Quantitative integration of fire risk with life cycle analysis of building: The case of thermal insulation

Given the ever-growing importance of environmental sustainability, greater attention has been paid to the energy consumption of buildings. A significant share of such consumption is due to the thermal regulation of buildings' interior spaces. Thermal insulation is highly effective in reducing these energy needs. Consequently, national policies have been introduced or revised to increase the minimum insulation requirements. Besides, a large share of thermal insulation materials is currently plastic-based. These materials were found to have increased the severity of fire consequences in a few recent major fires. Instead, inorganic fibrous insulation materials, especially those almost incombustible, have a lower impact on fire development but also lower thermal insulation performances.
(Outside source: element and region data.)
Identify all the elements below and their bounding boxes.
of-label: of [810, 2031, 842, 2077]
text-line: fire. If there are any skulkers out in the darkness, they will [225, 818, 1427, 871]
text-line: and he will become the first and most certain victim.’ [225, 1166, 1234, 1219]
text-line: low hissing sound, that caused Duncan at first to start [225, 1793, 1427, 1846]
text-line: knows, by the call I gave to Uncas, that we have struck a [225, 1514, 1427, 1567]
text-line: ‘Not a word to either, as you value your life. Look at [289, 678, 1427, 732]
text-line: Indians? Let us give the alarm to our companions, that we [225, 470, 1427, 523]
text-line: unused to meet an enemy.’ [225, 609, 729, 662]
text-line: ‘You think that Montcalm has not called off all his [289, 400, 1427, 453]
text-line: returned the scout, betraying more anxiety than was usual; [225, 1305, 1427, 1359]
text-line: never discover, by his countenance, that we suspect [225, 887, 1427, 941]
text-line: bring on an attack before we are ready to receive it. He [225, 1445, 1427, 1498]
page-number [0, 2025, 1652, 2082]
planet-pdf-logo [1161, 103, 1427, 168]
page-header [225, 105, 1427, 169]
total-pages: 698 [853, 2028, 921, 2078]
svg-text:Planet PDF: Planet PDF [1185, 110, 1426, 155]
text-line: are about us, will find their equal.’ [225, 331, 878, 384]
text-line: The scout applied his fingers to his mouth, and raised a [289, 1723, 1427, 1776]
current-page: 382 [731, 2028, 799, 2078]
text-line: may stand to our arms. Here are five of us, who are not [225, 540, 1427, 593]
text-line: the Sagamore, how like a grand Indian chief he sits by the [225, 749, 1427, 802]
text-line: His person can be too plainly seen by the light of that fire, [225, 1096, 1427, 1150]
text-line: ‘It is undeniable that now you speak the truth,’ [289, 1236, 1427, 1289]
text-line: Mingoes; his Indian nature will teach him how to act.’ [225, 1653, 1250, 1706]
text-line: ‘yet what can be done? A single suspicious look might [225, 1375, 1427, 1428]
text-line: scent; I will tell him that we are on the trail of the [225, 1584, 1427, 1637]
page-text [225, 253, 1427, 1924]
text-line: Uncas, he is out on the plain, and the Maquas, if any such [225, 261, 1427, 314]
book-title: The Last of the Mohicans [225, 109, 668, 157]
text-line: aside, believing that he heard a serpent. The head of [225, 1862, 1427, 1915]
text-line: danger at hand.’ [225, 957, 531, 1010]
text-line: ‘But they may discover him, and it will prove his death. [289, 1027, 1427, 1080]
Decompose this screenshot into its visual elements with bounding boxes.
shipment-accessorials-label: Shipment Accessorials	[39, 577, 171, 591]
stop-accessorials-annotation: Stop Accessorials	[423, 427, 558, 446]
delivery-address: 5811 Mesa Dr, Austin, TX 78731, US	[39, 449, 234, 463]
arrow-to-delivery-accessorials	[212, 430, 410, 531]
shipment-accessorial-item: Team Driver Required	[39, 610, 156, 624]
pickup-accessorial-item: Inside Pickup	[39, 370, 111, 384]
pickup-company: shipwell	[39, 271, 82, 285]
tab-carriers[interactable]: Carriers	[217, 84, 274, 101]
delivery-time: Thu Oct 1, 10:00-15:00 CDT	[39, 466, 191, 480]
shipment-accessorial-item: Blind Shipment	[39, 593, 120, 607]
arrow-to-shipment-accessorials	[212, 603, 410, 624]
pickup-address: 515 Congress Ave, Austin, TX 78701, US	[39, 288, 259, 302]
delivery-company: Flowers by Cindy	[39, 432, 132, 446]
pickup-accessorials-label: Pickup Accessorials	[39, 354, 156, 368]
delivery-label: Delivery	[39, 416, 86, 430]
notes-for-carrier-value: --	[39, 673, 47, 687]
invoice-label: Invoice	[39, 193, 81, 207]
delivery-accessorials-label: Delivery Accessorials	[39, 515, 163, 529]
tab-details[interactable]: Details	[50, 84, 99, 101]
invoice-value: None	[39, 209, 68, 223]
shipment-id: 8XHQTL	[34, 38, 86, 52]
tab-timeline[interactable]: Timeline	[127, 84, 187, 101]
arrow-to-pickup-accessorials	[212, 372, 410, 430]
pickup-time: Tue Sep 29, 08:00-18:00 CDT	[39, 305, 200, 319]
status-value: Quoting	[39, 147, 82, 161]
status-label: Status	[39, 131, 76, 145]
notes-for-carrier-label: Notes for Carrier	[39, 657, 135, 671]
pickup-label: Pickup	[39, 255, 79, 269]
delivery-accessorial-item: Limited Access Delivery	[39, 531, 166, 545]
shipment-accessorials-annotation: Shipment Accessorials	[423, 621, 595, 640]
The optimization problem, with fire safety on one side and energy performances on the other, has been the subject of recent research. Nonetheless, due to the numerous uncertainties, such optimization is usually discussed only qualitatively. Conversely, in this work, full probabilistic methods and damage-to-impact conversion are applied to fire risk assessment and found to be a reliable strategy for a quantitative approach. Thus, a quantitative integration of fire risk-based environmental impact of thermal insulation, applied to a general case study, is presented. Damage-to-impact conversion is realized by using embodied carbon values and fire fragility functions. This application also accounts for direct greenhouse gas emissions from combustion. The final results show that fire consequences are comparable with the superior thermal performance effects in the environmental balance between plastic-based and inorganic fibrous insulation materials.